Wilayah pertambangan di Pulau Bunyu sudah mencapai 70 persen. Artinya, penduduk yang berjumlah 11.000 ribu jiwa cuma kebagian 30 persen wilayah pulau.
Tidak hanya itu, Pertamina pun sudah menguasai wilayah perairan di kawasan tersebut. Aktivitas ekonomi nelayan menjadi terganggu. Susah dapat ikan. Terumbu karang hancur tertumbuk jangkar tongkang. Laut tercemar batu bara yang tumpah-tumpah.
Pertambangan juga membuat rusak hutan, kelangkaan bahan pangan, hingga kekeringan. Air sungai dan hujan kualitasnya memburuk sehingga warga terpaksa menggunakan PDAM atau air kemasan.
Fakta-fakta ini ironis jika disandingkan dengan janji Jokowi untuk tak lagi memunggungi laut. Sebab pulau-pulau kecil adalah bagian yang amat vital dalam menjaga kedaulatan dan pemanfaatan potensi ekonomi laut. Para sejarawan boleh berkata bahwa bagi negara maritim seperti Indonesia, yang utama adalah laut. Tapi pulau-pulau kecillah yang membuat laut itu menjadi berharga. Di daratan-daratan mungil inilah tradisi dan pandangan hidup yang berhubungan dengan laut masih terjaga. Lalu apa jadinya kalau pulau-pulau kecil dihancurkan?

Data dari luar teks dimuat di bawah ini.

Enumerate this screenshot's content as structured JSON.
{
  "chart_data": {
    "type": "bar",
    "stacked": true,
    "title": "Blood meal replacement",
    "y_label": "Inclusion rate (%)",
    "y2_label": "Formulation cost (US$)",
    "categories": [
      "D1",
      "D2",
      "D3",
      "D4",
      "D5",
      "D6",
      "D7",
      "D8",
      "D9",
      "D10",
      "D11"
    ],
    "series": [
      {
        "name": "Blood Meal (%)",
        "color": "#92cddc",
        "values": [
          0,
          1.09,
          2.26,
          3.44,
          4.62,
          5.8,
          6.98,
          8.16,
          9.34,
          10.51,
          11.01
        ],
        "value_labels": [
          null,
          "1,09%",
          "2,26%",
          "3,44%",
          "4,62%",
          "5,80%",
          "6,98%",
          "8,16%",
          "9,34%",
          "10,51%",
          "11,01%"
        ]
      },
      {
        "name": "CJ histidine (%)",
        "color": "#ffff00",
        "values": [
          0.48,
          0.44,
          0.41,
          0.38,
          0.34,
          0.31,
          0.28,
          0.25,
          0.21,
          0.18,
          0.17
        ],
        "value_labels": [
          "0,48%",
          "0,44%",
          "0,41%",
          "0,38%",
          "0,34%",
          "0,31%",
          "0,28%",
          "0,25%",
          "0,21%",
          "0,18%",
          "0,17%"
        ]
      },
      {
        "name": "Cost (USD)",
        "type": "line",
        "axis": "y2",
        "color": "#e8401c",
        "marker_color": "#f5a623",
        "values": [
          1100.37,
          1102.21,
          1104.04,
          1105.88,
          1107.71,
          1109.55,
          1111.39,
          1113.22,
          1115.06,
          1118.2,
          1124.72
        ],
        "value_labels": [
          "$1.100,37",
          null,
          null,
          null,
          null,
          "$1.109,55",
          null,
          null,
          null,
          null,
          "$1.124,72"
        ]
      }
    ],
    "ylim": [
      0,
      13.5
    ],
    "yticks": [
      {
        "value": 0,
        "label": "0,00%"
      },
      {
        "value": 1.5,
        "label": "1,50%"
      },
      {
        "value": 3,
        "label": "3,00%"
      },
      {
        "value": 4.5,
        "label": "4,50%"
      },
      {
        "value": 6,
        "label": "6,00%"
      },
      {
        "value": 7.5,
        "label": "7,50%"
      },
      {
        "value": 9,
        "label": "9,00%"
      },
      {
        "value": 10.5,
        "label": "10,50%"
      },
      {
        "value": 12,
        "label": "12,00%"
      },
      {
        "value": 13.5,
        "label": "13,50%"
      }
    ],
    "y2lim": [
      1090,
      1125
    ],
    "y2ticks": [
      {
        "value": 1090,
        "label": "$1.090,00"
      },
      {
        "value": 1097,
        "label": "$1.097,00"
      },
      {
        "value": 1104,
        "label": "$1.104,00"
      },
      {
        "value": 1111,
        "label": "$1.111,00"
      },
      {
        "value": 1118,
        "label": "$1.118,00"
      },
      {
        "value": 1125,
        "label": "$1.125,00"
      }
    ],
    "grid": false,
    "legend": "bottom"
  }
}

Tentu saja ini bukan berarti tambang di pulau besar tak punya efek buruk. Punya juga. Tapi kerusakan lingkungan akibat pertambangan di pulau kecil lebih cepat lajunya.
Dalam merespon masalah ini, Jokowi sebaiknya tidak memakai alasan yang sama saat menanggapi kasus HAM dan penguasaan lahan. Kalimat semacam “saya tidak punya beban masa lalu” tidak relevan, karena ia sudah jadi presiden tapi tak bisa menyelesaikan beberapa kasus HAM yang sudah jelas putusannya. Logika yang sama juga berlaku untuk menanggapi ucapan Jokowi di debat Pilpres kedua: yang mengeluarkan izin penggunaan lahan bukan saya. Kalau jurus semacam ini masih dipakai Jokowi dalam merespon kasus penghancuran pulau kecil, kita bisa bertanya, Jokowi sadar nggak sih sedang jadi pegawai kita yang nomor 1?